= Harry Grundfest =

American neurologist and neurophysiologist (1904–1983)

Harry Grundfest (January 10, 1904 – October 10, 1983) was an American neurologist and neurophysiologist.

He was the president of the Association of Scientific Workers, a member of the National Academy of Sciences, professor emeritus of neurology at the Columbia University College of Physicians and Surgeons, and a member of the Physiological Society of London and the Japanese Physiological Society. Grundfest conducted pioneering research on membrane electrophysiology, nerve-cell signaling, and comparative neurophysiology. His work influenced a generation of neuroscientists, including Nobel Prize winner Eric Kandel.

He was also the chairman of the American Medical Advisory Board to Hebrew University and the Hadassah Medical School.

He received the Order of the Rising Sun from the Japanese government, which is the highest award given to foreigners and seldom is given to U.S. scientists. He also received the Claude Bernard Medal of the Sorbonne, as well as the Physicians and Surgeons Distinguished Service Award from Columbia University.

== Early life and education ==

Grundfest was born in Minsk, Russian Empire, in 1904 and immigrated to the United States in 1913 with his family, including his father (a rabbi), mother and three siblings. The family settled in Kearny, New Jersey, where he graduated from high school in 1921.

He attended from Columbia University, receiving bachelor's (in 1925), master's (1926), and doctoral degrees in zoology and physiology (in 1930).

His sister was Rose Grundfest Schneider, a hematologist and geneticist associated with the University of Texas Medical Branch.

== Career and research ==

After teaching at Swarthmore College and Cornell University, Grundfest joined the Rockefeller Institute, where he worked with physiologist Herbert Spencer Gasser.

During World War II, he conducted government-sponsored research on nerve damage caused by combat injuries.

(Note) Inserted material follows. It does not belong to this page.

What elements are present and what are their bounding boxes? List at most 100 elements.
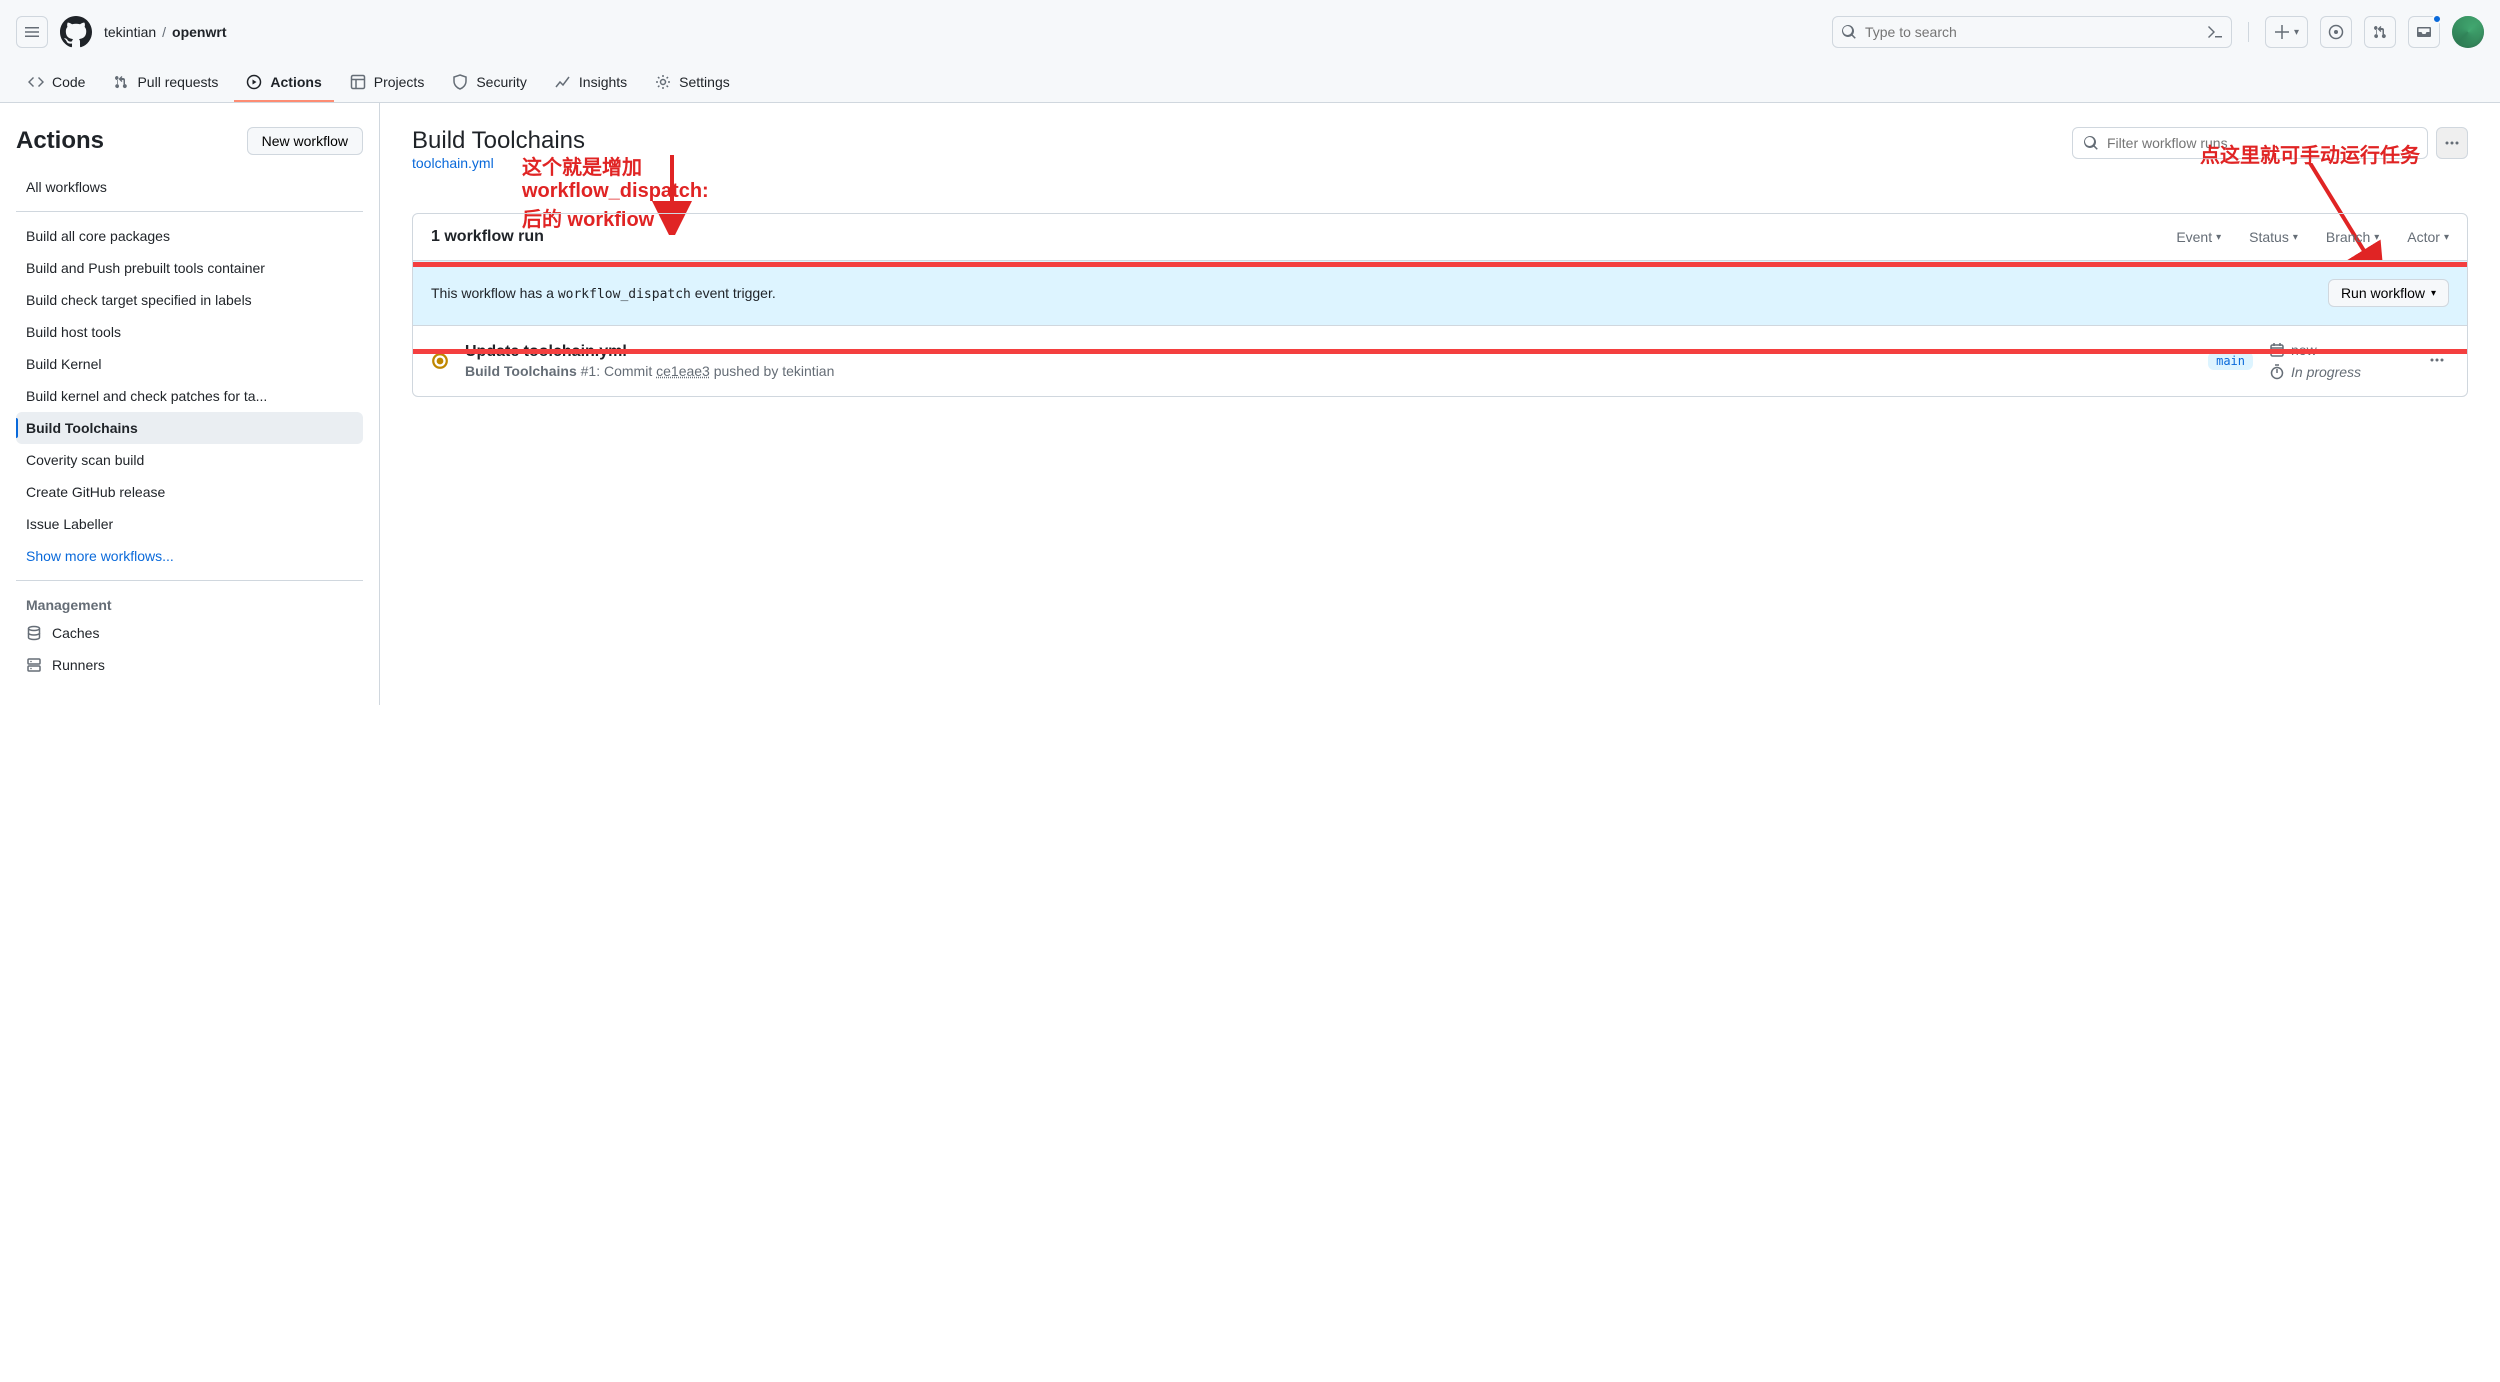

In 1945, Grundfest joined the faculty of the Columbia University College of Physicians and Surgeons, where he established a neurophysiology laboratory focused on membrane physiology and nerve-cell signaling.

Grundfest became known for combining biological and engineering approaches in the study of nervous systems and for conducting comparative neurophysiological research across numerous animal species.

His laboratory trained and mentored more than one hundred young scientists. Among the scientists influenced by Grundfest was future Nobel Prize laureate Eric Kandel, who later credited a course taught by Grundfest with directing him toward a career in neuroscience.

Grundfest also conducted research at the Marine Biological Laboratory in Woods Hole, Massachusetts, where he studied squid giant axons and other marine nervous systems.

In 1953, Grundfest was called before a committee associated with Senator Joseph McCarthy during investigations into alleged Communist affiliations. Although he denied being a Communist, he invoked the Fifth Amendment when questioned about his political beliefs.